Por conta disso, o “gosto médio” que sempre vemos reproduzido, especialmente dentro da comunidade gay, não quer se relacionar com pessoas afeminadas, gordos, negros, idosos, transexuais ou com deficiência. Mascarando este caráter intolerante de seu próprio afeto e dando a ele um aspecto permanente e imutável, muita gente prefere dizer que esse é “seu gosto’, que ‘não controla seu tesão’, ao invés de refletir sobre o tema.
Mas se estamos dizendo que o ‘gosto’, os motivos pelos quais alguém te atrai, é algo construído, porque não poderíamos desconstruir? Dá sim. Apesar de ser um processo penoso, quando encaramos nossos afetos e como expressão preconceito através deles, podemos desconstruí-lo, gradativamente. Não é fácil, mas é necessário.
E não tem ninguém aqui falando sobre “gostar mais de uma coisa” ou “gostar menos de outra”. Todo mundo acaba tendo suas preferências, e isso não é exatamente ruim. Talvez seja isso que torne uma pessoa diferente da outra.
O problema é quando suas preferências eliminam previamente todo um grupo social da possibilidade afetiva.

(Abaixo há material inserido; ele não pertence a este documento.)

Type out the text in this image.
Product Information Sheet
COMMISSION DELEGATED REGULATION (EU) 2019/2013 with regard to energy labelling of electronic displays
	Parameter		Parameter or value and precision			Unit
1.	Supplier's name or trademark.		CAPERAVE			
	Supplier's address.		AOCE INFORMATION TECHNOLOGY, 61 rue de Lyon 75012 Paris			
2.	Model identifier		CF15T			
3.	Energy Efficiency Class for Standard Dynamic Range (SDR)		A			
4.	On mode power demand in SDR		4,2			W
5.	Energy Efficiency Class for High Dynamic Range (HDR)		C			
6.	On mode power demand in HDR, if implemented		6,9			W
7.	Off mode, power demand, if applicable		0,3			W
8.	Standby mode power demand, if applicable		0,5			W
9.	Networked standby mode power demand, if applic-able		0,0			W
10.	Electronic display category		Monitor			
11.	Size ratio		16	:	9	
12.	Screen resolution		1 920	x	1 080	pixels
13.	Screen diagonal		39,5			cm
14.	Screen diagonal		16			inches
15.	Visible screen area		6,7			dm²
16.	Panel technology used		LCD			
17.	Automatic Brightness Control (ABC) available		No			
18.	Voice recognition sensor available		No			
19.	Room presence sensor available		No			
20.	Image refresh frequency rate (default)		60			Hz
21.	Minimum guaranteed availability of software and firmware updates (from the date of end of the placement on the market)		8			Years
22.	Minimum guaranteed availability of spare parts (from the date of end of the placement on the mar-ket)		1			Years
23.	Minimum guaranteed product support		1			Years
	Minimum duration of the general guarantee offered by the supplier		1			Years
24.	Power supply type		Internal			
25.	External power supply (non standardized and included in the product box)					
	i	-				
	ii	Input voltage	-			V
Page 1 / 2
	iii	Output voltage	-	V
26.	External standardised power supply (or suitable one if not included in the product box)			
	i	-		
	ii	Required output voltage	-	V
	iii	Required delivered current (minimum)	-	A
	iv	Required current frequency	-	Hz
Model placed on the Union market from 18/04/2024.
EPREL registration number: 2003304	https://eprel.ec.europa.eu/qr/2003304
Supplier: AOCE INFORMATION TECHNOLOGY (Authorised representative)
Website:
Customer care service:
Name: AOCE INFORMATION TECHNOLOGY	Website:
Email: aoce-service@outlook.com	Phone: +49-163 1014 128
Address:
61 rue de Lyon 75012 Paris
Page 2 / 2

O problema não reside em dizer que ‘prefere loiros’, mas dizer que ‘não fica com pessoas negras de jeito nenhum’. O problema não é dizer que ‘gosta de caras sarados’, mas dizer que tem ‘nojo de gordos’. O problema não contar que adora pinto, mas dizer que ‘todo homem tem de ter pinto’. Você não está expressando seu ‘gosto’, mas está reproduzindo opressão contra grupos minoritários e vulneráveis.
Não quer dizer que você tenha de sair ficando com um representante de cada um dos grupos minoritários citados neste texto (mesmo porque, isso se configura em fetichização, tornar o outro um objeto de fetiche para que você tenha prazer por conta de uma de suas características), mas que eliminar o caráter definitivo e imutável do ‘gosto’ é importante pra você e para as pessoas que te cercam.
Você deixa de conhecer e se relacionar com centenas de pessoas fantásticas durante a sua vida por conta de ideias pré-concebidas que tem em relação a elas, mesmo sem conhece-las.
Permita-se. E não seja um babaca.
ps: apesar de ainda ser um tema controverso, a orientação sexual não é citada neste texto por haver indícios em diversas áreas de estudo de que sua formação não é apenas cultural, mas que depende ainda de fatores biológicos e até mesmo genéticos, apesar de ainda ser uma área nebulosa para a ciência. Sendo assim, excluo a orientação sexual do rol de características passíveis de ‘gosto’.